Bars = observed proportions. Red triangles = OLS-implied category probabilities (treating the OLS fit as a continuous normal and binning at 0.5-unit edges). Purple dots = proportional-odds cumulative probit predicted probabilities. Green diamonds (when 'Also fit category-specific cumulative probit' is on) = CS probit's saturated fit. Orange squares (when 'Also fit heteroscedastic PO probit' is on) = heteroscedastic PO probit, which fits a per-arm latent variance — the right tool for the variance-only-shift scenario in Tour 4. Gaps between the OLS triangles and the bars show where OLS is compressing the tails or missing the shape.

Coefficients

OLS and the PO probit each summarize the treatment effect in a single coefficient with a familiar p-value. The category-specific probit cannot — its effect varies by threshold, so the contrast table below shows per-cell estimates with 95% CIs instead. For most applied decisions, those per-cell numbers (in proportions of users by response category) are the deliverable; the OLS coefficient and its p qualify a quantity — a scale-point shift in the mean of an ordinal variable — that is commonly what decisions ride on but, as we argue throughout the series, rarely what they should ride on.

Interaction tests

Model fit (AIC / BIC on a common categorical scale)

Log-likelihood, degrees of freedom, AIC, and BIC for each model fit on the same simulated data. Lower AIC and BIC indicate better fit. OLS's log-likelihood is computed on the categorical scale (integrating the fitted normal over half-integer bins around each integer category), not on the native Gaussian scale, so the three models are compared on a common likelihood scale. Under proportional odds with a near-normal baseline (e.g., Tour 1) the PO probit and OLS often score similarly; under bimodal, skewed, or PO-violating settings the cumulative probit family typically pulls ahead by a substantial margin.

Treatment contrast by category (with 95% CIs)

The contrast is P(Y = k | Model B) − P(Y = k | Model A), by response category (and subgroup, if the covariate is on). Probit Δ uses whichever cumulative-probit variant is enabled: the category-specific probit when its checkbox is on, the heteroscedastic PO probit when that one is on, and the standard PO probit otherwise. ⚠ flags categories where the OLS-implied contrast has the opposite sign from the probit point estimate — those are the cases where the choice of model not only changes the size of the reported effect, but flips its direction.
100%-stacked bars show the conditional response distribution in each arm (and subgroup, if the covariate is on). For ordinal outcomes this is usually a cleaner summary than the mean.
What does each model predict at the observed treatment effect (1×) and at the dialed counterfactual multiplier (presets default to 3×; slide back toward 1× to collapse the comparison)? The layout depends on the sidebar configuration.
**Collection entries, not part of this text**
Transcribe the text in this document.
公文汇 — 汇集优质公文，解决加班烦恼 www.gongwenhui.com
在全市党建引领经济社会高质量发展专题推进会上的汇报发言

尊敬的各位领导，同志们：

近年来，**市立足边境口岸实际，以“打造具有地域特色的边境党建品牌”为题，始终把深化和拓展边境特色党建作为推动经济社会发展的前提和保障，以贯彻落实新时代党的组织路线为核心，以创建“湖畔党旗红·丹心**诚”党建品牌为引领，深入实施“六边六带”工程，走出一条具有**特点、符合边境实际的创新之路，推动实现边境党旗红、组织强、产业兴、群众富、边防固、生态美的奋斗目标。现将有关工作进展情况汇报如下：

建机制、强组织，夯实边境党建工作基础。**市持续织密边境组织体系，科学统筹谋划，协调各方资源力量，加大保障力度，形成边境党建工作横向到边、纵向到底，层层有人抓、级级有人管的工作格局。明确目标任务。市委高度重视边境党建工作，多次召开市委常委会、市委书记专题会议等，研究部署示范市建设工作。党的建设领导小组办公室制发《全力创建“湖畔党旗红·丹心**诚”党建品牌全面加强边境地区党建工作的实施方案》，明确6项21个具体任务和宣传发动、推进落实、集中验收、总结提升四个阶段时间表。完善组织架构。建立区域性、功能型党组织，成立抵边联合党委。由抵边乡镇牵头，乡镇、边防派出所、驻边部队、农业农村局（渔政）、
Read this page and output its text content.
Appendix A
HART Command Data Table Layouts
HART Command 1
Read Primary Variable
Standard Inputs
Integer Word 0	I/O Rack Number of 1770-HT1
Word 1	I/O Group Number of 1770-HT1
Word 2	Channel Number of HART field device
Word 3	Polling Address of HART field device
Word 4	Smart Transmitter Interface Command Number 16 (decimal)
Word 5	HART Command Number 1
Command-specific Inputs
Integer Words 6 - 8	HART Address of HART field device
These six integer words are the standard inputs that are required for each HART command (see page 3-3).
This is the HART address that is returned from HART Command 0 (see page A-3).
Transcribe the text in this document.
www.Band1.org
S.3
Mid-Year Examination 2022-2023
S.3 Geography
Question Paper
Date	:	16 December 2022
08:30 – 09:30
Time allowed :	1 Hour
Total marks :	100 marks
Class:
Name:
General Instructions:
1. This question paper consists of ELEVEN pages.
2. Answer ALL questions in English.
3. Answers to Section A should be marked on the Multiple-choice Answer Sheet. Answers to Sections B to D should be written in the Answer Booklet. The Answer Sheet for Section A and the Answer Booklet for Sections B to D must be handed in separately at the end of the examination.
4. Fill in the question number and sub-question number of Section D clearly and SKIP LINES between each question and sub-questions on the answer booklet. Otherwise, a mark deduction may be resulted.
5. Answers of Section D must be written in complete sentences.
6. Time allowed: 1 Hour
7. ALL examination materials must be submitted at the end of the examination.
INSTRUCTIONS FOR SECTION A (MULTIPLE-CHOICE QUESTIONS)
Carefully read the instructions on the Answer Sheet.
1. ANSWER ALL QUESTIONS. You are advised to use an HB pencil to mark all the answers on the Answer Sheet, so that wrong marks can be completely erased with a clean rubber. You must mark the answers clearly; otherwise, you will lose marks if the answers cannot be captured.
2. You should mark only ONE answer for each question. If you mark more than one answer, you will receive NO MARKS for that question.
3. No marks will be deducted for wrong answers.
Covariate off: four panels — OLS's predictive normal and the predicted CDF on top, per-category bar comparisons for OLS and the cumulative-probit family on the bottom, with observed proportions in orange. The cumulative-probit panel uses the standard PO probit by default and switches to the heteroscedastic PO probit when that checkbox is on. Out-of-bounds "<1" and ">K" columns are flagged grey; cumulative probit always assigns 0 mass there, OLS does not.

Covariate on: the figure switches to a 2×2 bar grid (one row per subgroup, one column per model). cf_mult scales each subgroup's treatment effect separately — β_treatment for the reference subgroup, β_treatment + β_interaction for the other — so the figure shows how the heterogeneous effect extrapolates. PDF and CDF panels are dropped in this mode; the per-subgroup bar contrasts carry the story.